I might offer, however, that their well-intentioned gesture sends a chilling message about journalism and its role in society. It suggests that we are not independent authors of the community narrative, but are prone to bowing to the loudest and most influential voices in our orbit. To be sure, journalism has often bowed to the whim and will of the rich and powerful, so some might argue that it is only fair that those who feel dispossessed and disenfranchised have their turn at calling the journalistic shots. But that is not the solution. We need more diversity among our student journalists (and in journalism writ large). We need more voices from different backgrounds in our newsrooms helping to provide perspective on our coverage. But regardless of their own identities, our student journalists must be allowed — and must have the courage — to cover our community freely and unfettered by harassment each time members of the community feel they have been wronged.
This has been a difficult time for the students studying journalism at Medill. They have been under attack for merely doing what we encourage journalists to do: ask questions and write stories that illuminate the Northwestern/Evanston experience for anyone who might be interested in our community. Have they made mistakes? Most assuredly. They are students learning the craft. But I firmly maintain that our students do not act with malice aforethought. By and large, they want to do the right thing and reflect the community accurately.
So to our student activists, I say let’s have a dialogue about what journalism is and what you might expect when you hold a protest in a public setting. Feel free to critique the coverage. That’s what The Daily’s opinion pages are for. Better yet, join the staff. The Daily is not and should not be the lone provenance of Medill students. I assure you, your input would be welcomed. But waging war on our students on social media — threatening them both physically and emotionally — is beyond the pale. Our community deserves a more civil level of discourse.
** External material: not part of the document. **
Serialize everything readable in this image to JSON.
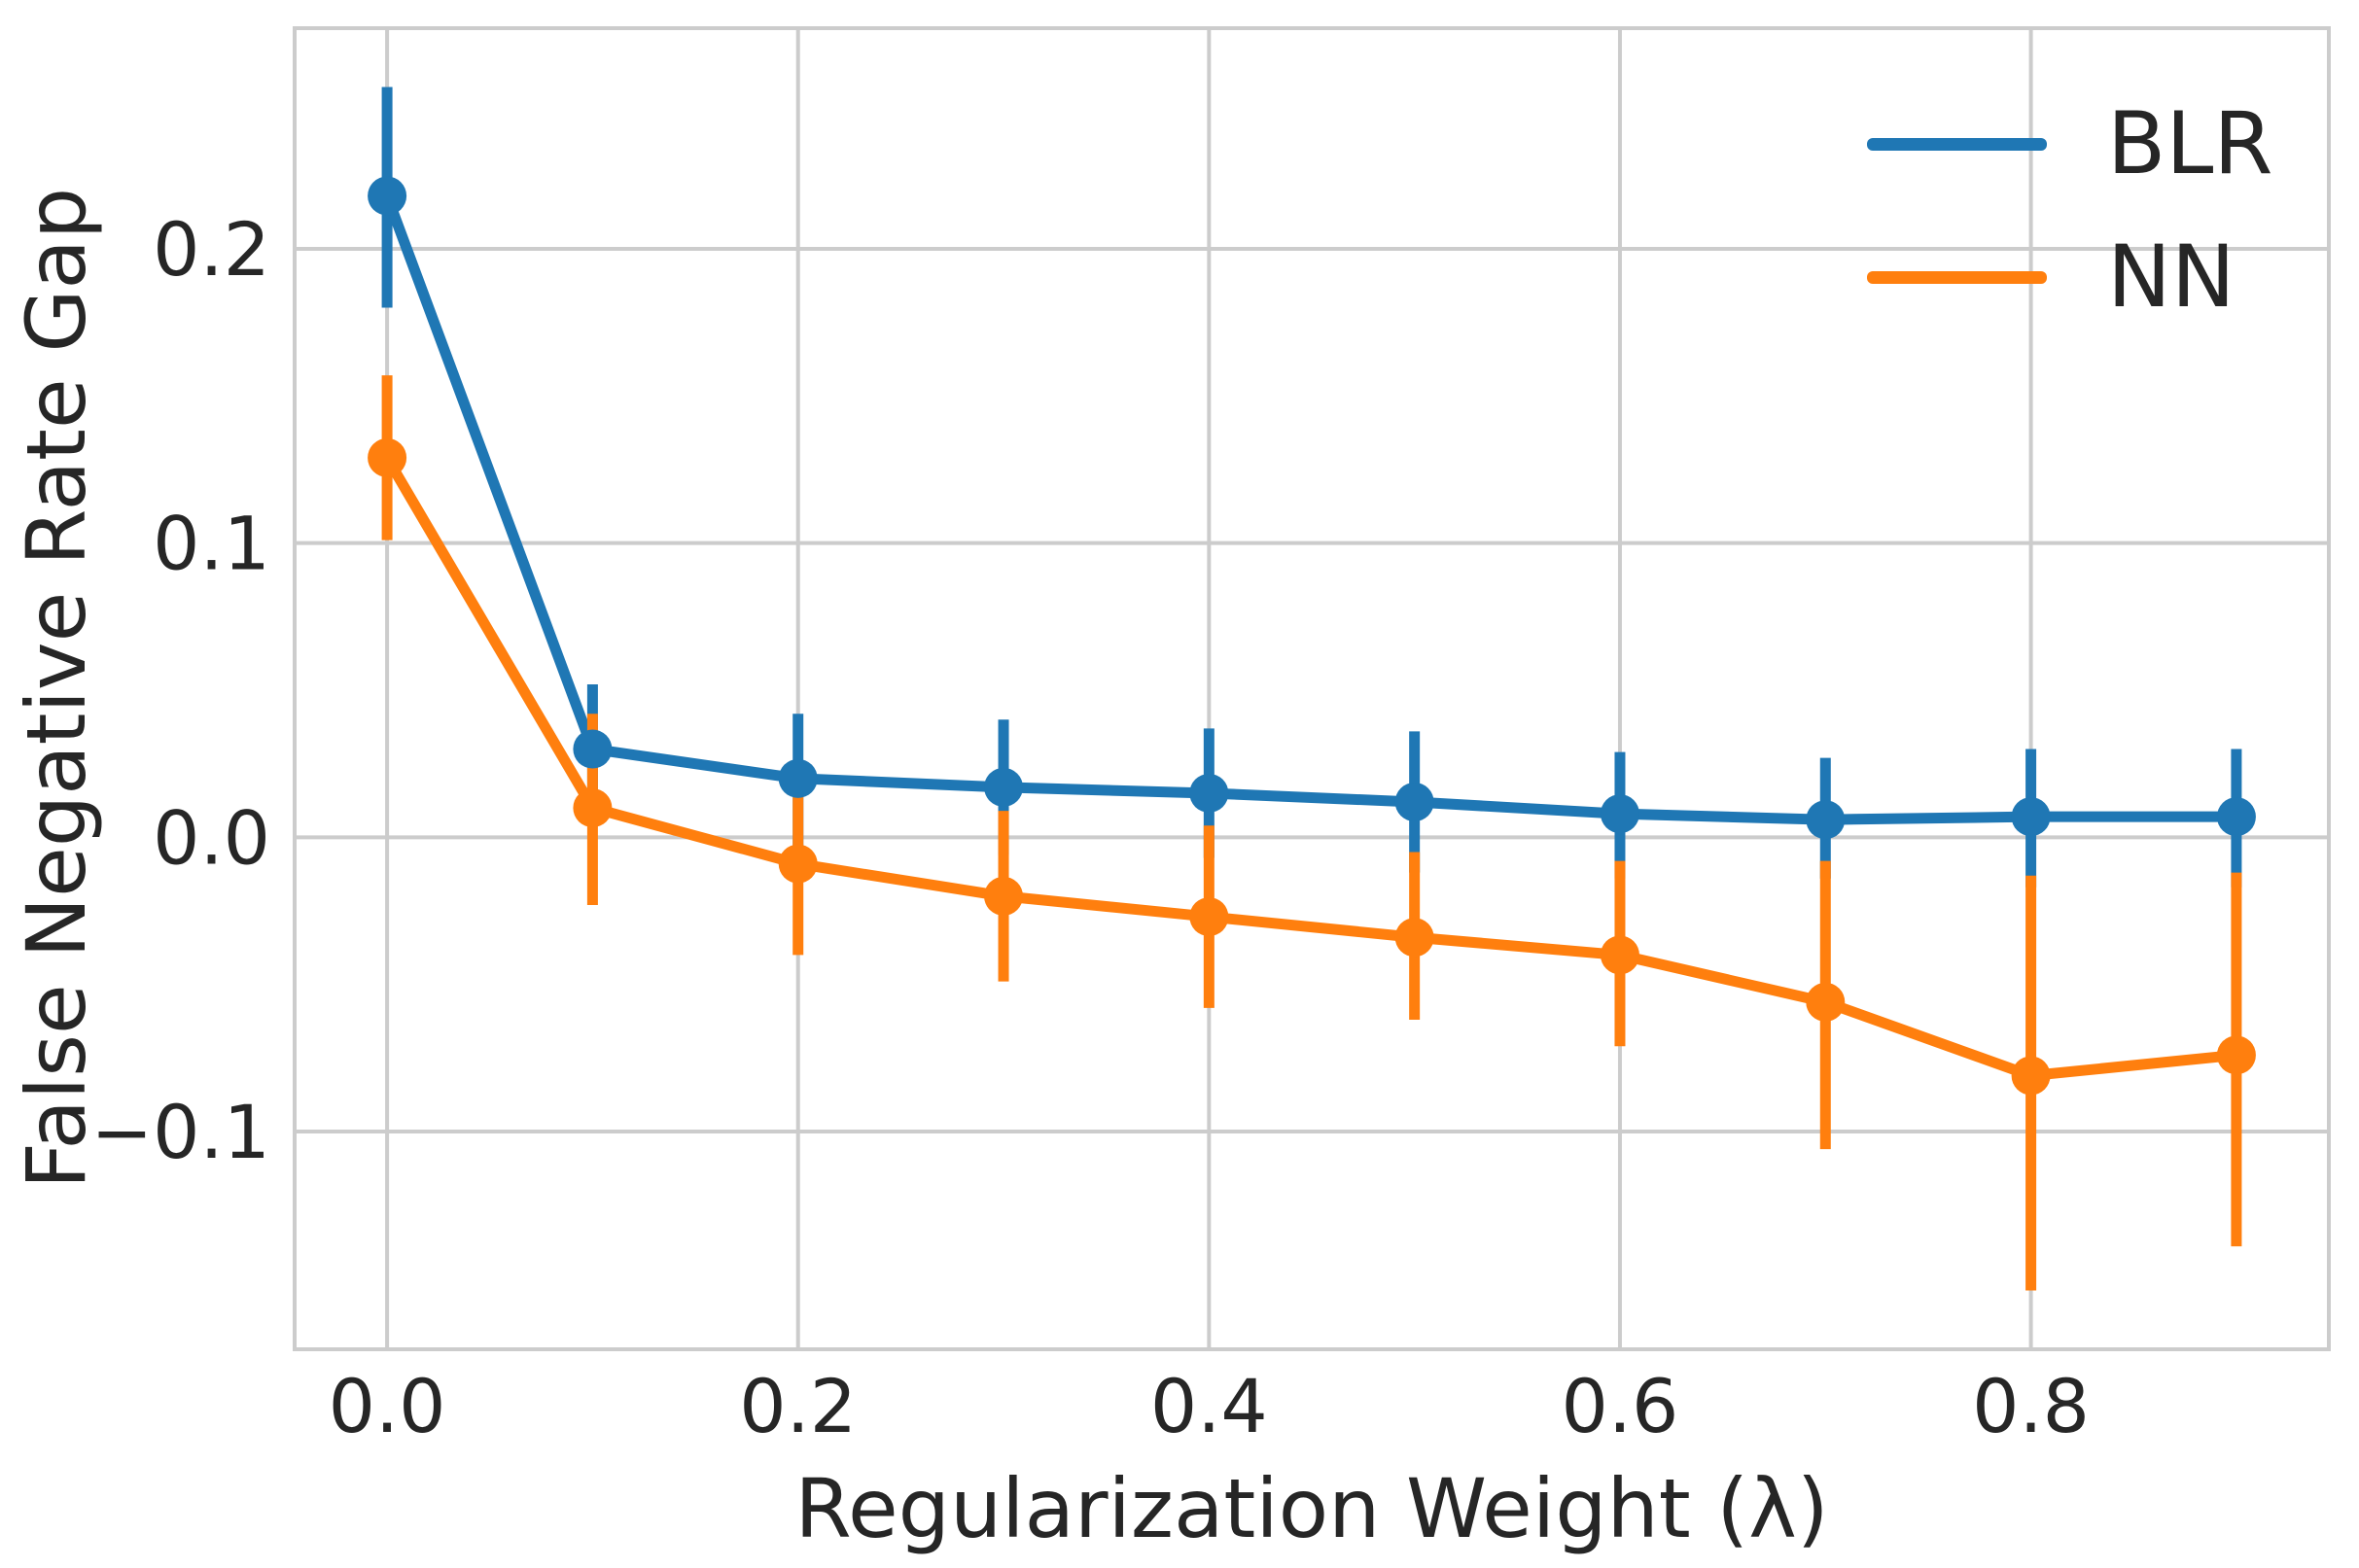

And to the swarm of alums and journalists who are outraged about The Daily editorial and have been equally rancorous in their condemnation of our students on social media, I say, give the young people a break. I know you feel that you were made of sterner stuff and would have the fortitude and courage of your conviction to fend off the campus critics. But you are not living with them through this firestorm, facing the brutal onslaught of venom and hostility that has been directed their way on weaponized social media. Don’t make judgments about them or their mettle until you’ve walked in their shoes. What they need at this moment is our support and the encouragement to stay the course.
Journalism is under assault in a variety of spheres. But my hope is that we at Northwestern can model ways in which a community can promote freedom of the press while also demonstrating how we conduct healthy and respectful debate. I would be happy to do my part to facilitate that dialogue.